2. Hat ein Rechtsanwalt einer mit (elektronischem) Empfangsbekenntnis veranlassten gerichtlichen Zustellung nicht unverzüglich widersprochen und auch das verlangte elektronische Empfangsbekenntnis nicht an das Gericht zurückgesandt, so fehlt es an einer ordnungsgemäßen Zustellung gem. § 63 SGG, § 174 ZPO. In diesem Fall tritt wegen der direkten Übermittlung an das beA die Heilung des Zustellungsmangels und damit die Zustellungswirkung gem. § 189 ZPO rückwirkend unmittelbar nach dem Zeitpunkt ein, in dem das zuzustellende Schriftstück abgesandt worden ist, sofern keine technischen Probleme in der elektronischen Kommunikation ersichtlich sind. Dies gilt jedenfalls dann, wenn der Rechtsanwalt das zuzustellende Dokument öffnet und darauf reagiert (Rn 23 – 25).“
Rz. 184
Die Zustellungsregelungen der ZPO gelten gem. § 63 Abs. 2 S. 1 SGG auch in sozialgerichtlichen Verfahren.

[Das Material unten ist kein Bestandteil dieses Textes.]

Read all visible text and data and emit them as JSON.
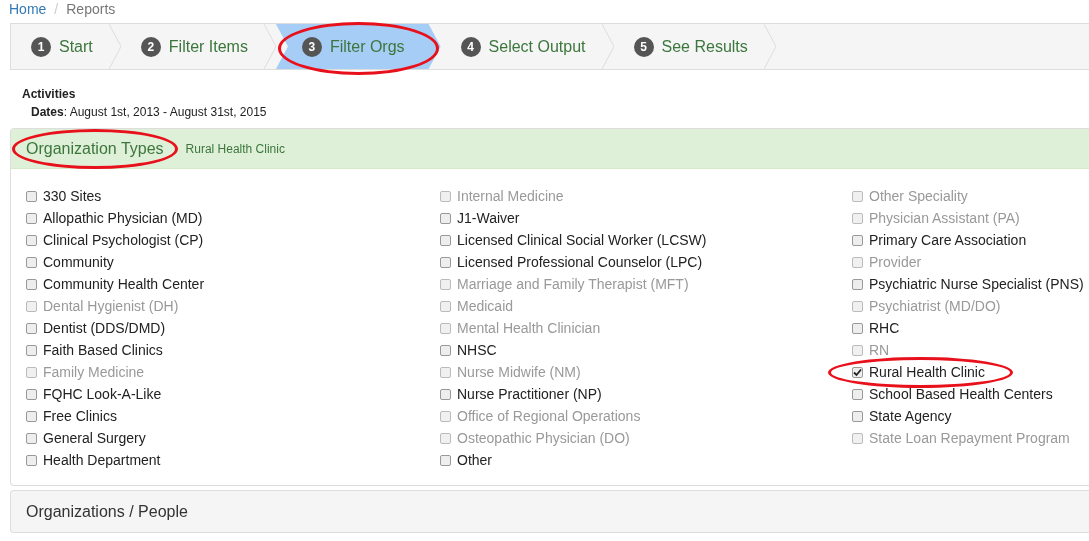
{
  "breadcrumb": [
    {
      "label": "Home",
      "kind": "link"
    },
    {
      "label": "/",
      "kind": "separator"
    },
    {
      "label": "Reports",
      "kind": "current"
    }
  ],
  "steps": [
    {
      "number": "1",
      "label": "Start",
      "selected": false,
      "circled": false
    },
    {
      "number": "2",
      "label": "Filter Items",
      "selected": false,
      "circled": false
    },
    {
      "number": "3",
      "label": "Filter Orgs",
      "selected": true,
      "circled": true
    },
    {
      "number": "4",
      "label": "Select Output",
      "selected": false,
      "circled": false
    },
    {
      "number": "5",
      "label": "See Results",
      "selected": false,
      "circled": false
    }
  ],
  "summary": {
    "title": "Activities",
    "dates": "**Dates**: August 1st, 2013 - August 31st, 2015"
  },
  "org_types": {
    "title": "Organization Types",
    "circled": true,
    "selection": "Rural Health Clinic",
    "expanded": true,
    "columns": [
      [
        {
          "label": "330 Sites",
          "checked": false,
          "disabled": false,
          "circled": false
        },
        {
          "label": "Allopathic Physician (MD)",
          "checked": false,
          "disabled": false,
          "circled": false
        },
        {
          "label": "Clinical Psychologist (CP)",
          "checked": false,
          "disabled": false,
          "circled": false
        },
        {
          "label": "Community",
          "checked": false,
          "disabled": false,
          "circled": false
        },
        {
          "label": "Community Health Center",
          "checked": false,
          "disabled": false,
          "circled": false
        },
        {
          "label": "Dental Hygienist (DH)",
          "checked": false,
          "disabled": true,
          "circled": false
        },
        {
          "label": "Dentist (DDS/DMD)",
          "checked": false,
          "disabled": false,
          "circled": false
        },
        {
          "label": "Faith Based Clinics",
          "checked": false,
          "disabled": false,
          "circled": false
        },
        {
          "label": "Family Medicine",
          "checked": false,
          "disabled": true,
          "circled": false
        },
        {
          "label": "FQHC Look-A-Like",
          "checked": false,
          "disabled": false,
          "circled": false
        },
        {
          "label": "Free Clinics",
          "checked": false,
          "disabled": false,
          "circled": false
        },
        {
          "label": "General Surgery",
          "checked": false,
          "disabled": false,
          "circled": false
        },
        {
          "label": "Health Department",
          "checked": false,
          "disabled": false,
          "circled": false
        }
      ],
      [
        {
          "label": "Internal Medicine",
          "checked": false,
          "disabled": true,
          "circled": false
        },
        {
          "label": "J1-Waiver",
          "checked": false,
          "disabled": false,
          "circled": false
        },
        {
          "label": "Licensed Clinical Social Worker (LCSW)",
          "checked": false,
          "disabled": false,
          "circled": false
        },
        {
          "label": "Licensed Professional Counselor (LPC)",
          "checked": false,
          "disabled": false,
          "circled": false
        },
        {
          "label": "Marriage and Family Therapist (MFT)",
          "checked": false,
          "disabled": true,
          "circled": false
        },
        {
          "label": "Medicaid",
          "checked": false,
          "disabled": true,
          "circled": false
        },
        {
          "label": "Mental Health Clinician",
          "checked": false,
          "disabled": true,
          "circled": false
        },
        {
          "label": "NHSC",
          "checked": false,
          "disabled": false,
          "circled": false
        },
        {
          "label": "Nurse Midwife (NM)",
          "checked": false,
          "disabled": true,
          "circled": false
        },
        {
          "label": "Nurse Practitioner (NP)",
          "checked": false,
          "disabled": false,
          "circled": false
        },
        {
          "label": "Office of Regional Operations",
          "checked": false,
          "disabled": true,
          "circled": false
        },
        {
          "label": "Osteopathic Physician (DO)",
          "checked": false,
          "disabled": true,
          "circled": false
        },
        {
          "label": "Other",
          "checked": false,
          "disabled": false,
          "circled": false
        }
      ],
      [
        {
          "label": "Other Speciality",
          "checked": false,
          "disabled": true,
          "circled": false
        },
        {
          "label": "Physician Assistant (PA)",
          "checked": false,
          "disabled": true,
          "circled": false
        },
        {
          "label": "Primary Care Association",
          "checked": false,
          "disabled": false,
          "circled": false
        },
        {
          "label": "Provider",
          "checked": false,
          "disabled": true,
          "circled": false
        },
        {
          "label": "Psychiatric Nurse Specialist (PNS)",
          "checked": false,
          "disabled": false,
          "circled": false
        },
        {
          "label": "Psychiatrist (MD/DO)",
          "checked": false,
          "disabled": true,
          "circled": false
        },
        {
          "label": "RHC",
          "checked": false,
          "disabled": false,
          "circled": false
        },
        {
          "label": "RN",
          "checked": false,
          "disabled": true,
          "circled": false
        },
        {
          "label": "Rural Health Clinic",
          "checked": true,
          "disabled": false,
          "circled": true
        },
        {
          "label": "School Based Health Centers",
          "checked": false,
          "disabled": false,
          "circled": false
        },
        {
          "label": "State Agency",
          "checked": false,
          "disabled": false,
          "circled": false
        },
        {
          "label": "State Loan Repayment Program",
          "checked": false,
          "disabled": true,
          "circled": false
        }
      ]
    ]
  },
  "orgs_panel": {
    "title": "Organizations / People"
  }
}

Da gem. § 166 Abs. 1 ZPO an eine "Person" und nicht an ein "Postfach" zugestellt wird, kommt es letztendlich darauf an, dass bzw. ob das zuzustellende Dokument den Postfachinhaber erreicht hat. Diese Auffassung ist grundsätzlich richtig, weshalb hier auch unseres Erachtens von einer wirksamen Zustellung ausgegangen werden kann. Gleichwohl sollten Gerichte jedoch nicht "bedenkenlos" in "irgendwelche" Postfächer zustellen, denn neben dem Zustellungsrecht gibt es auch das BDSG und die DSGVO zu beachten und Gerichte als Justizbehörden sind nach diesseitiger Auffassung auch gehalten, die Einhaltung der Verschwiegenheitspflicht von Anwälten nicht unnötig zu "torpedieren". Denn durch wahllose Übermittlung in "irgendein" Postfach kann es eben hier auch zu Problemen mit dem Datenschutz oder der Verschwiegenheit kommen und für den Anwalt weitere Probleme eröffnen. Aus diesem Grund halten wir es auch für geboten, Anwälte bei "Fehlübermittlungen" dringend darauf hinweisen, dass in dieser betroffenen Sache künftig ein bestimmtes Postfach zwingend zu nutzen ist. Wird eine solche Bitte – was aus der Seminartätigkeit den Verfassern bereits bekannt geworden ist – durch die Geschäftsstelle eines Gerichts mehrfach ignoriert, bleiben noch ein entsprechender Hinweis an den Direktor oder Präsidenten des Gerichts und der Vorbehalt der Geltendmachung sämtlicher Rechte bei weiterem künftigem Missachten. Zur Diskussion über die Frage, ob die elektronische Einreichpflicht status- oder rollenbezogen besteht, siehe auch ausführlich in § 2 Rdn 43 in diesem Werk.
Rz. 185
Richtig hat das ArbG Stuttgart entschieden, dass im umgekehrten Fall die Einreichung über ein Syndikus-beA wirksam ist, auch wenn zur Prozessvertretung nur der Verband und nicht speziell der hier adressi...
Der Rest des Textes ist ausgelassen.